The Abominable Snowman (1957) was written by Nigel Kneale who also wrote the superb The Quatermass Experiment. The story follows British scientist Peter Cushing who agrees to go looking for the Abominable Snowman with arrogant American Forrest Tucker in the Himalayas despite the protests of Cushing’s wife Maureen Connell and the High Lhama. When Cushing learns that Tucker is planning on capturing the beast for profit and his assistant is a big game hunter, he has a crisis of conscience.

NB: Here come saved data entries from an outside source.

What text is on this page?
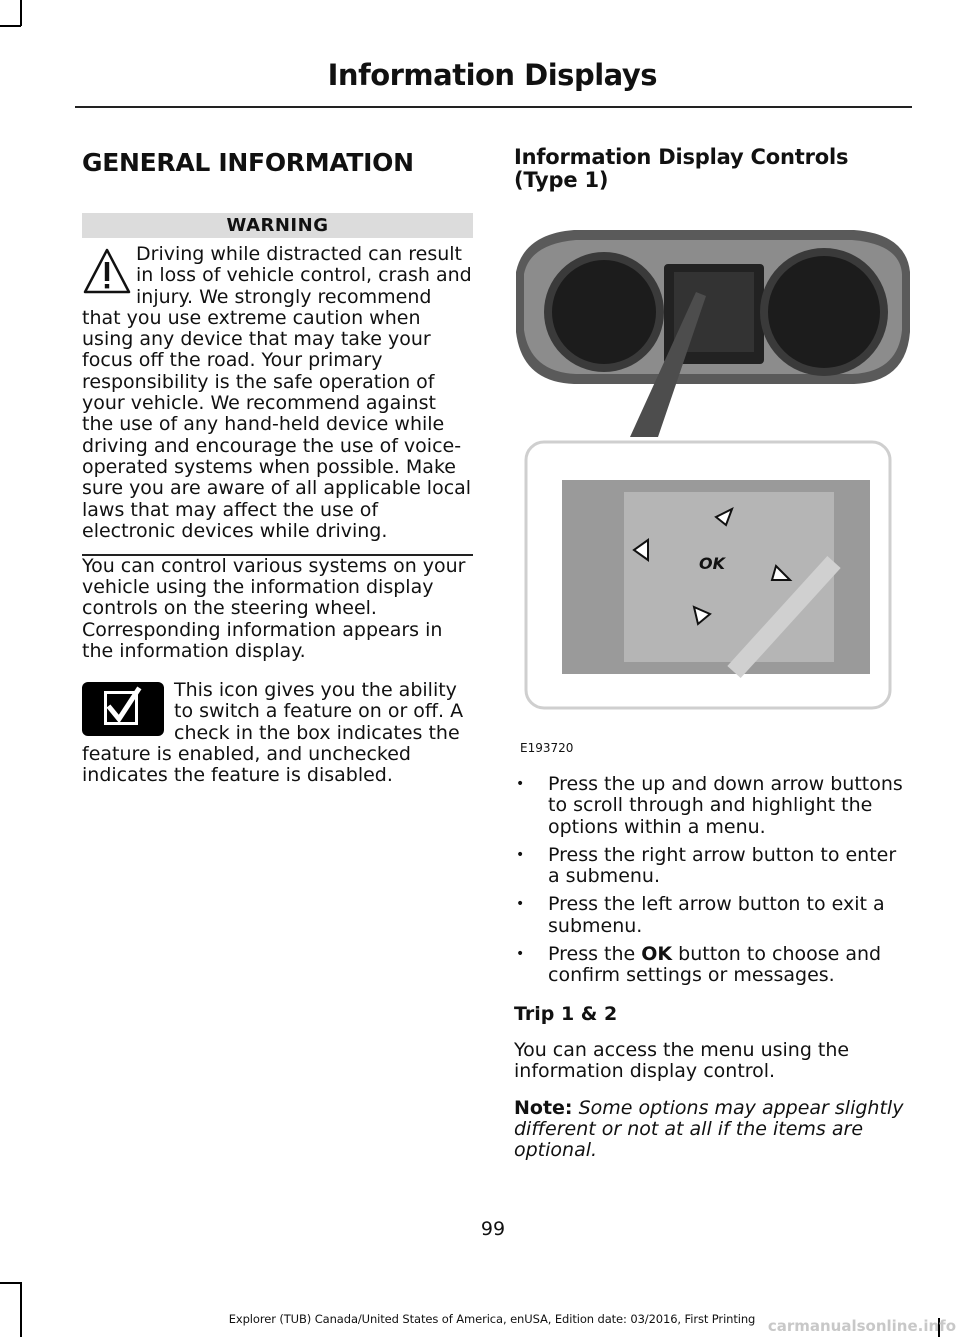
Information Displays
GENERAL INFORMATION
WARNING
Driving while distracted can result in loss of vehicle control, crash and injury. We strongly recommend that you use extreme caution when using any device that may take your focus off the road. Your primary responsibility is the safe operation of your vehicle. We recommend against the use of any hand-held device while driving and encourage the use of voice-operated systems when possible. Make sure you are aware of all applicable local laws that may affect the use of electronic devices while driving.

You can control various systems on your vehicle using the information display controls on the steering wheel. Corresponding information appears in the information display.

This icon gives you the ability to switch a feature on or off. A check in the box indicates the feature is enabled, and unchecked indicates the feature is disabled.
Information Display Controls (Type 1)
OK
E193720
• Press the up and down arrow buttons to scroll through and highlight the options within a menu.
• Press the right arrow button to enter a submenu.
• Press the left arrow button to exit a submenu.
• Press the OK button to choose and confirm settings or messages.
Trip 1 & 2

You can access the menu using the information display control.

Note: Some options may appear slightly different or not at all if the items are optional.
99
Explorer (TUB) Canada/United States of America, enUSA, Edition date: 03/2016, First Printing carmanualsonline.info
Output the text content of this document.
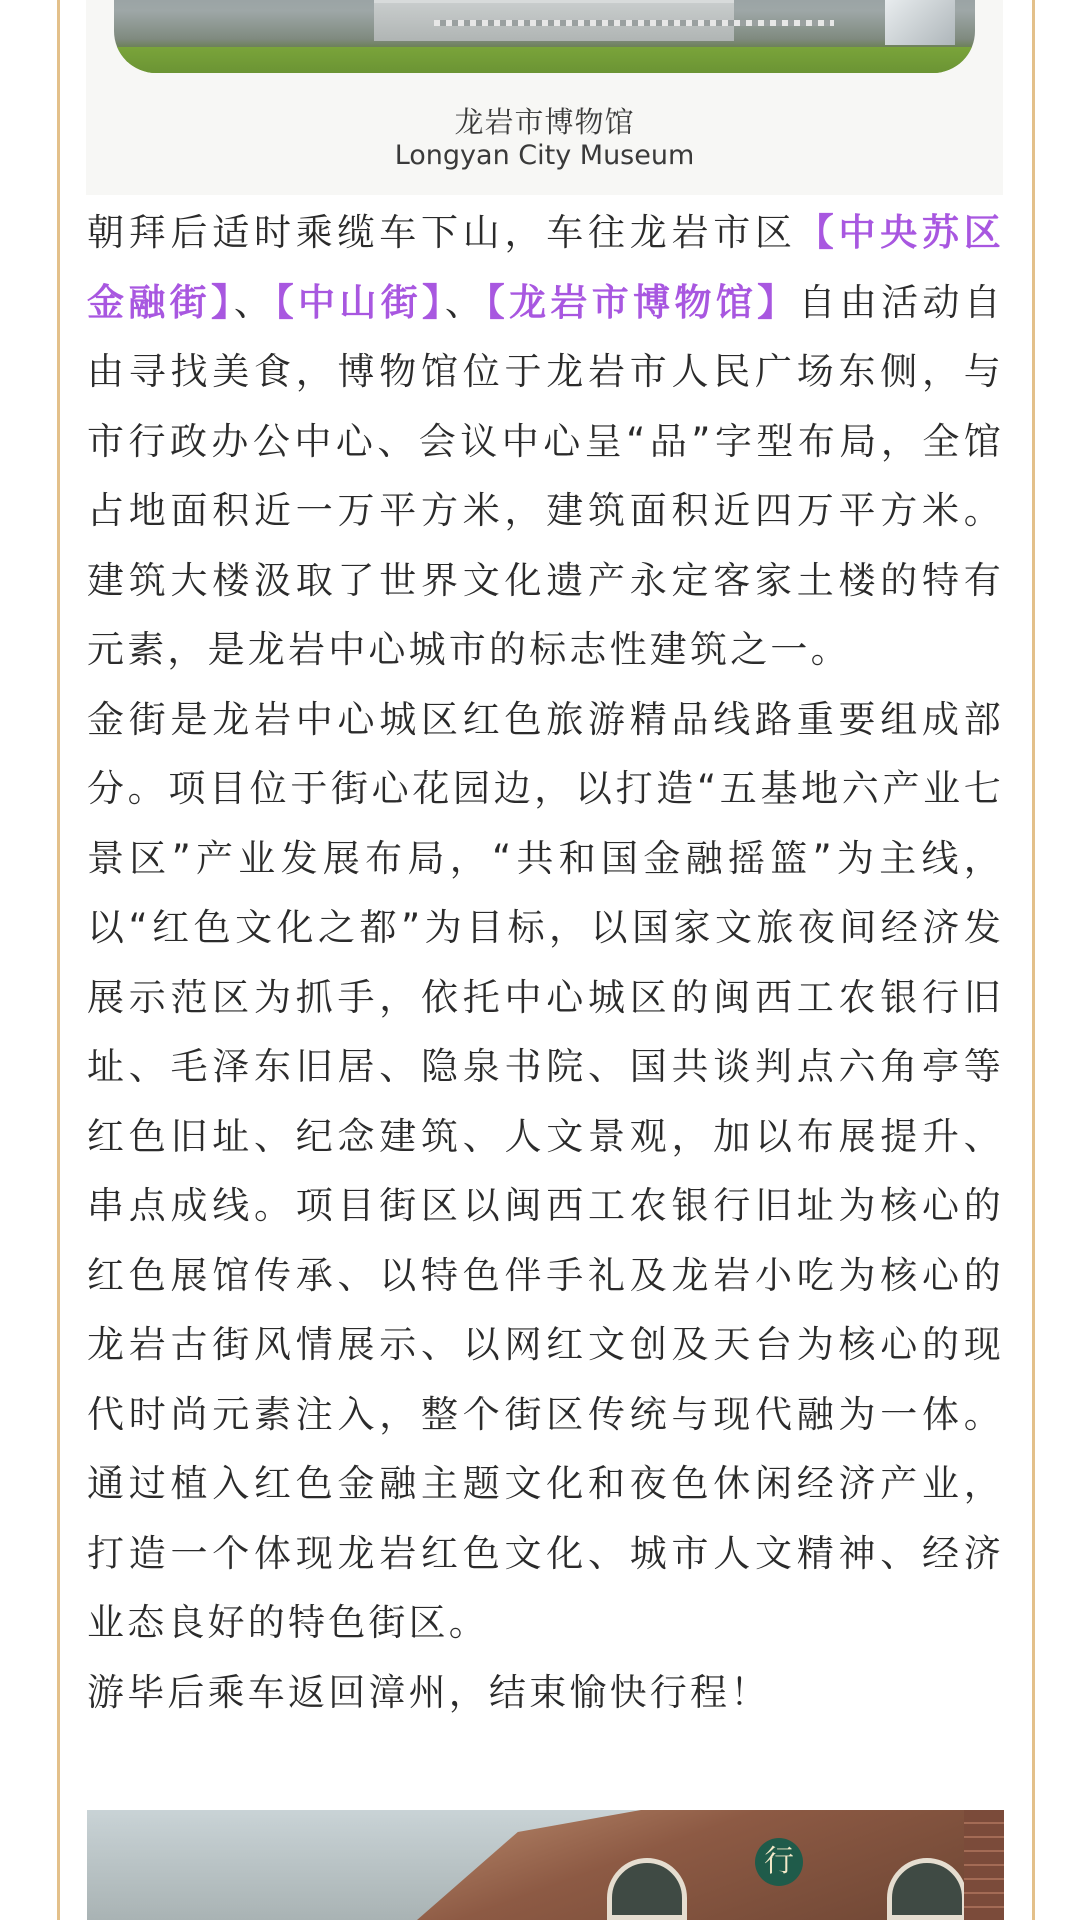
龙岩市博物馆
Longyan City Museum

朝拜后适时乘缆车下山，车往龙岩市区【中央苏区金融街】、【中山街】、【龙岩市博物馆】自由活动自由寻找美食，博物馆位于龙岩市人民广场东侧，与市行政办公中心、会议中心呈“品”字型布局，全馆占地面积近一万平方米，建筑面积近四万平方米。建筑大楼汲取了世界文化遗产永定客家土楼的特有元素，是龙岩中心城市的标志性建筑之一。

金街是龙岩中心城区红色旅游精品线路重要组成部分。项目位于街心花园边，以打造“五基地六产业七景区”产业发展布局，“共和国金融摇篮”为主线，以“红色文化之都”为目标，以国家文旅夜间经济发展示范区为抓手，依托中心城区的闽西工农银行旧址、毛泽东旧居、隐泉书院、国共谈判点六角亭等红色旧址、纪念建筑、人文景观，加以布展提升、串点成线。项目街区以闽西工农银行旧址为核心的红色展馆传承、以特色伴手礼及龙岩小吃为核心的龙岩古街风情展示、以网红文创及天台为核心的现代时尚元素注入，整个街区传统与现代融为一体。通过植入红色金融主题文化和夜色休闲经济产业，打造一个体现龙岩红色文化、城市人文精神、经济业态良好的特色街区。

游毕后乘车返回漳州，结束愉快行程！

行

Directed by Val Guest (also of The Quatermass Experiment), the film has a slow suspenseful build. Like most of Kneale’s scripts the story is more about ideals, conflicts of interest and suspense rather than a guy in a yeti suit going on a rampage. The black and white photography gives the film a quiet, chilly feel to it and Cushing is excellent as always. Tucker’s arrogant American is the kind of American you instantly dislike and mistrust. Guest makes the most out the film’s low budget by barely showing the yeti which creates more tension than if they just had it wrestling expendable crew members.

This film came at the start of Hammer’s reign of the horror box office and it showed that horror movies could be intelligent films as well just for cheap thrills. They followed this film the adaptations of Dracula, Frankenstein and the Mummy.